Sevilla es así, alegre y trágica, silenciosa y ruidosa, rica y pobre, a veces, en algunos barrios, miserable. Sus variopintos habitantes, gitanos, andaluces, castellanos, extranjeros, burgueses, banqueros, monjes, pícaros, mendigos... dan la impresión de vivir en las calles, en las plazuelas, a las orillas del río, desde el alba hasta bien entrada la noche. En estas calles sin cesar ocurre algo que llama la atención: un lujoso carruaje que pasa llevando nobles con elegantes atuendos, una gitanilla que se contorsiona al ritmo de una pandereta y luego pide limosna, un grupo de niños que juegan y se bañan entrando y saliendo de las aguas del río, un ciego de blancos ojos saltones y vacíos que choca de frente con alguien distraído, un jinete mostrando sus habilidades y la belleza de su montura... A veces me recuerda a Nápoles y otras veces no puedo comparar a Sevilla con ninguna otra ciudad, bella, luminosa, llena de contrastes, de colorido, de sonidos fuertes y de suaves matices.
La princesa Bárbara y Caterina están encantadas con la ciudad, como si algún mago oculto las hubiera hechizado, todo les gusta, todo les sorprende, todo les divierte. Creo que su alegría tiene que ver con haber podido salir fuera, a las calles, de día, en estas celebraciones primaverales de la Semana Santa y haber podido dejar el encierro de casi dos meses, una en palacio y mi esposa en casa. No hemos visto a los reyes en estas ceremonias religiosas; han permanecido en el Alcázar. Quizás el rey Felipe sigue enfermo o quizás incluso haya empeorado. El príncipe Fernando nos acompaña en esta celebración de la primavera y de la Resurrección de Nuestro Señor. Su ánimo fluctúa entre las risas de Bárbara y la preocupación por el silencio y la ausencia de su padre, del que nadie nos cuenta nada.
De nuevo a través de un escueto mensaje nos llega la noticia de que estemos preparados, pues los reyes han decidido hacer un viaje hasta Cádiz, que posiblemente durará todo el verano. Hasta que los calores del estío sevillano se vayan apagando.
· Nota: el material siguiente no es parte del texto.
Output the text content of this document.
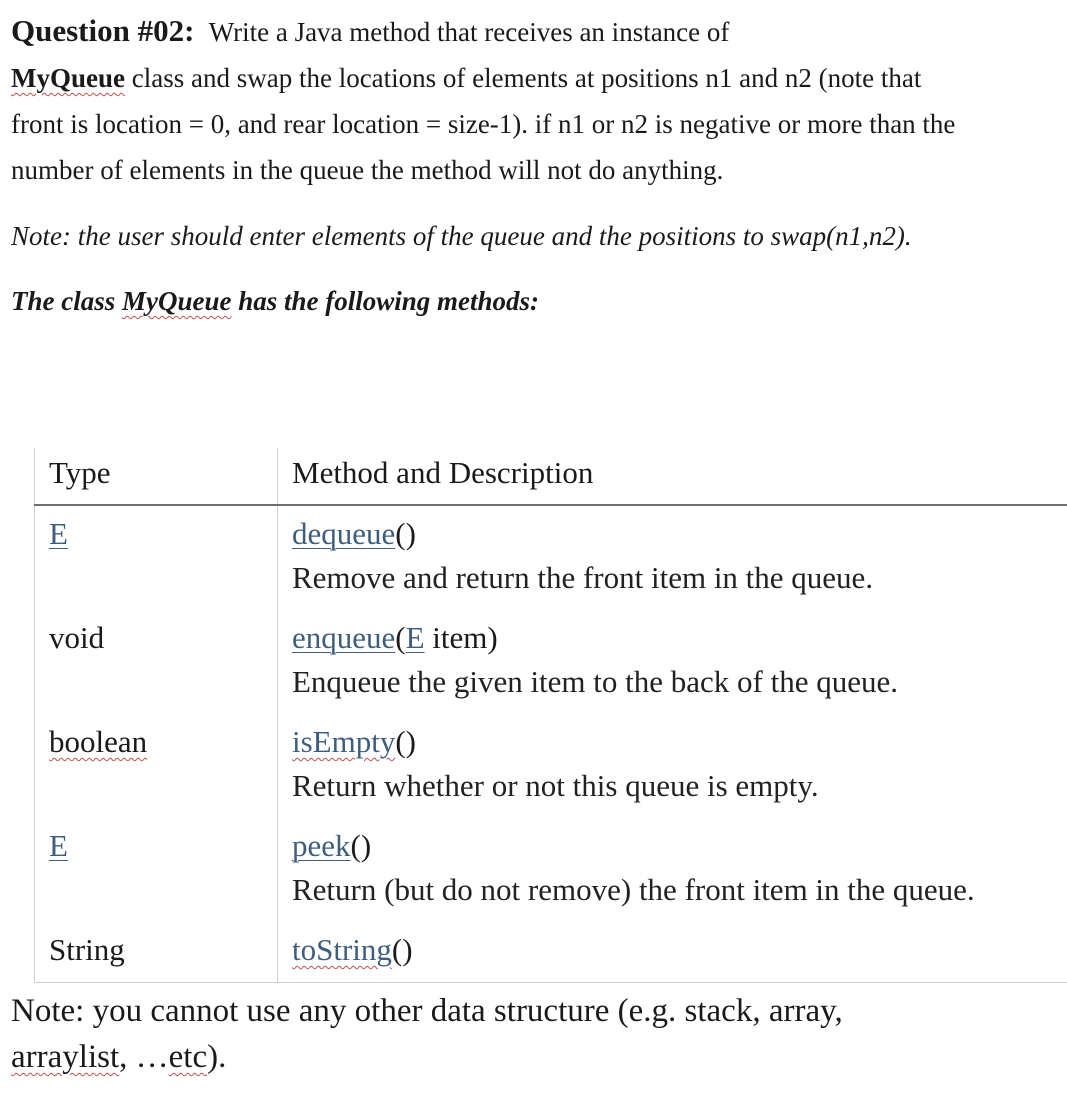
Question #02: Write a Java method that receives an instance of
MyQueue class and swap the locations of elements at positions n1 and n2 (note that front is location = 0, and rear location = size-1). if n1 or n2 is negative or more than the number of elements in the queue the method will not do anything.

Note: the user should enter elements of the queue and the positions to swap(n1,n2).

The class MyQueue has the following methods:

Type	Method and Description
E	dequeue()
Remove and return the front item in the queue.
void	enqueue(E item)
Enqueue the given item to the back of the queue.
boolean	isEmpty()
Return whether or not this queue is empty.
E	peek()
Return (but do not remove) the front item in the queue.
String	toString()

Note: you cannot use any other data structure (e.g. stack, array,
arraylist, …etc).
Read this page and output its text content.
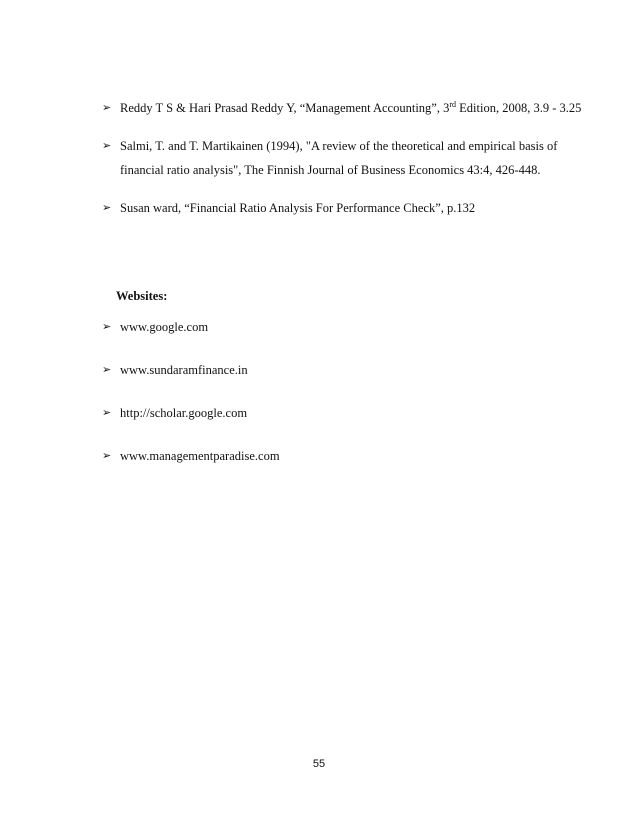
➢ Reddy T S & Hari Prasad Reddy Y, “Management Accounting”, 3rd Edition, 2008, 3.9 - 3.25
➢ Salmi, T. and T. Martikainen (1994), "A review of the theoretical and empirical basis of financial ratio analysis", The Finnish Journal of Business Economics 43:4, 426-448.
➢ Susan ward, “Financial Ratio Analysis For Performance Check”, p.132
Websites:
➢ www.google.com
➢ www.sundaramfinance.in
➢ http://scholar.google.com
➢ www.managementparadise.com
55
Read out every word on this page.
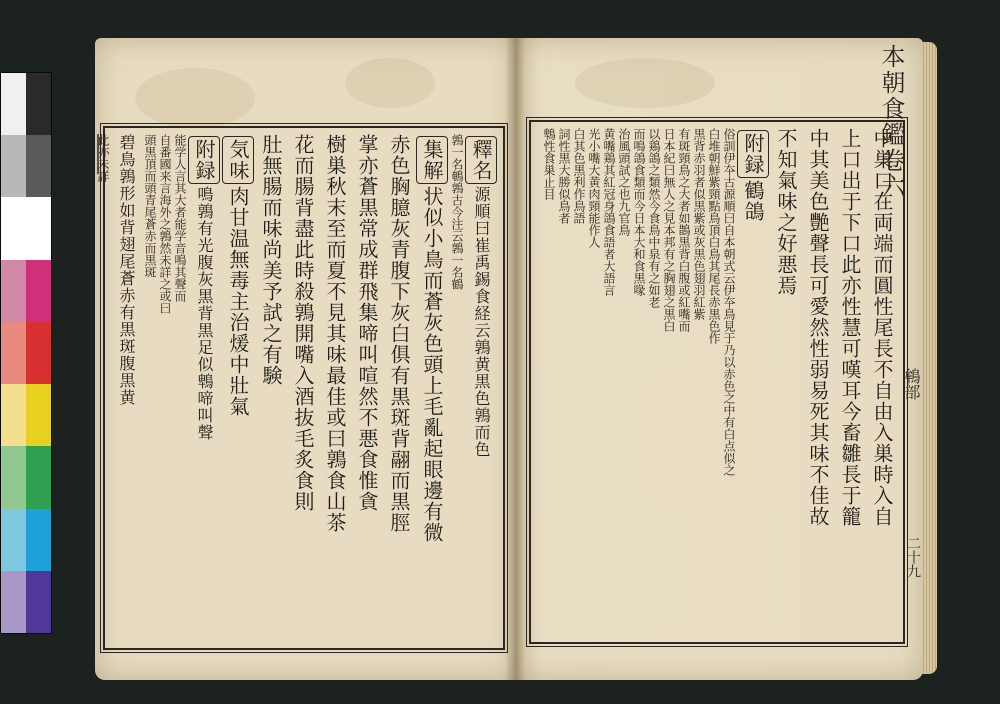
釋名源順曰崔禹錫食経云鶉黄黒色鶉而色
鶉一名鵪鶉古今注云鶉一名鶴
集解状似小鳥而蒼灰色頭上毛亂起眼邊有微
赤色胸臆灰青腹下灰白俱有黒斑背翮而黒脛
掌亦蒼黒常成群飛集啼叫喧然不悪食惟貪
樹巣秋末至而夏不見其味最佳或曰鶉食山茶
花而腸背盡此時殺鶉開嘴入酒抜毛炙食則
肚無腸而味尚美予試之有験
気味肉甘温無毒主治煖中壯氣
附録鳴鶉有光腹灰黒背黒足似鵯啼叫聲
能学人言其大者能学音鳴其聲而
自番國来言海外之鶉然未詳之或曰
頭黒頂而頭青尾蒼赤而黒斑
碧鳥鶉形如背翅尾蒼赤有黒斑腹黒黄
此亦未詳	本朝食鑑卷六
鴾部
二十九
中巣口在両端而圓性尾長不自由入巣時入自
上口出于下口此亦性慧可嘆耳今畜雛長于籠
中其美色艷聲長可愛然性弱易死其味不佳故
不知氣味之好悪焉
附録鶴鴿
俗訓伊夲古源順曰自本朝式云伊夲鳥見于乃以赤色之中有白点似之
白堆朝鮮紫頸點鳥頂白鳥其尾長赤黒色作
黒背赤羽者似黒紫或灰黒色翅羽紅紫
有斑頸鳥之大者如鵲黒背白腹或紅嘴而
日本紀曰無人之見本邦有之胸翅之黒白
以鶏鴿之類然今食鳥中泉有之如老
而鳴鴿食類而今日本大和食黒喙
治風頭試之也九官鳥
黄嘴鶏其紅冠身鴿食語者大語言
光小嘴大黄肉頸能作人
白其色黒利作鳥語
詞性黒大勝似鳥者
鵯性食巣止目
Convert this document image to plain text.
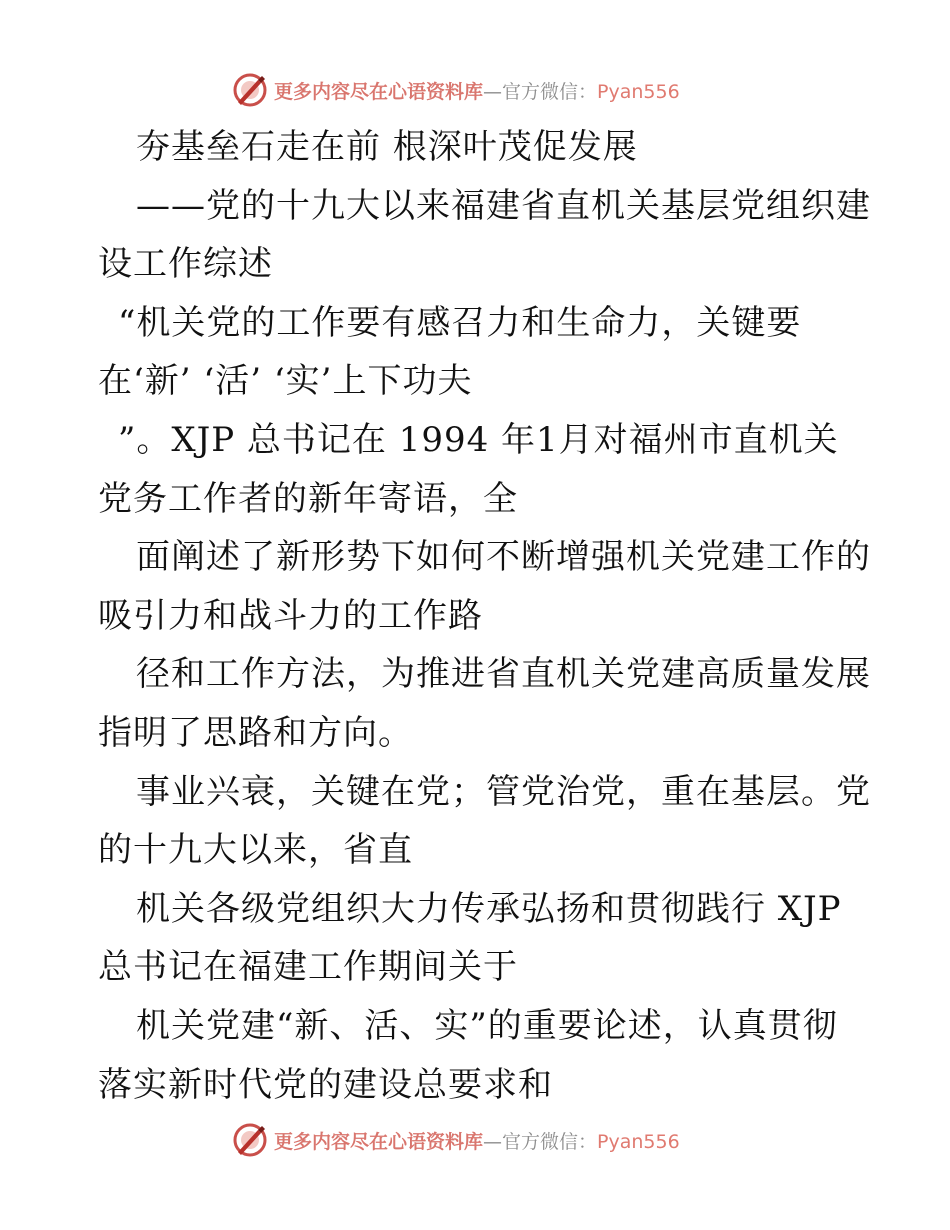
更多内容尽在心语资料库—官方微信：Pyan556
夯基垒石走在前 根深叶茂促发展
——党的十九大以来福建省直机关基层党组织建
设工作综述
“机关党的工作要有感召力和生命力，关键要
在‘新’ ‘活’ ‘实’上下功夫
”。XJP 总书记在 1994 年1月对福州市直机关
党务工作者的新年寄语，全
面阐述了新形势下如何不断增强机关党建工作的
吸引力和战斗力的工作路
径和工作方法，为推进省直机关党建高质量发展
指明了思路和方向。
事业兴衰，关键在党；管党治党，重在基层。党
的十九大以来，省直
机关各级党组织大力传承弘扬和贯彻践行 XJP
总书记在福建工作期间关于
机关党建“新、活、实”的重要论述，认真贯彻
落实新时代党的建设总要求和
更多内容尽在心语资料库—官方微信：Pyan556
Comento este viaje con los príncipes y les hablo de mis dudas sobre Caterina. No sé si es bueno para ella quedarse sola tanto tiempo en Sevilla o bien es mejor que nos acompañe en el anunciado viaje, a pesar de su estado de embarazo. Bárbara de Braganza no lo duda:
—No podemos dejar sola a la pobre niña aquí, en Sevilla, tanto tiempo. Dispondremos las cosas para que su cuerpo esté lo más cómodo posible: elegiremos los caballos de vuestra carroza, a un competente calesero, pondremos confortables cojines en su asiento, no se fatigará más de lo que lo haría si se quedara en Sevilla.
Sus palabras tan cargadas de seguridad y afecto me han borrado todas las dudas. Caterina vendrá conmigo y todos la cuidaremos. Cada día veo cómo crece la confianza y el afecto entre ambas, entre mi esposa y mi alumna. Son como dos hermanas, hablan sin parar, se ríen, tienen sus confidencias de jóvenes mujeres; el italiano de Bárbara es tan rico y fluido que no necesita nunca mi ayuda de intérprete en sus inacabables conversaciones con Caterina. Cuando le he comentado a mi esposa nuestra decisión de que se venga en la comitiva, en el viaje por la costa, se ha sentido feliz. Se ha puesto a cantar.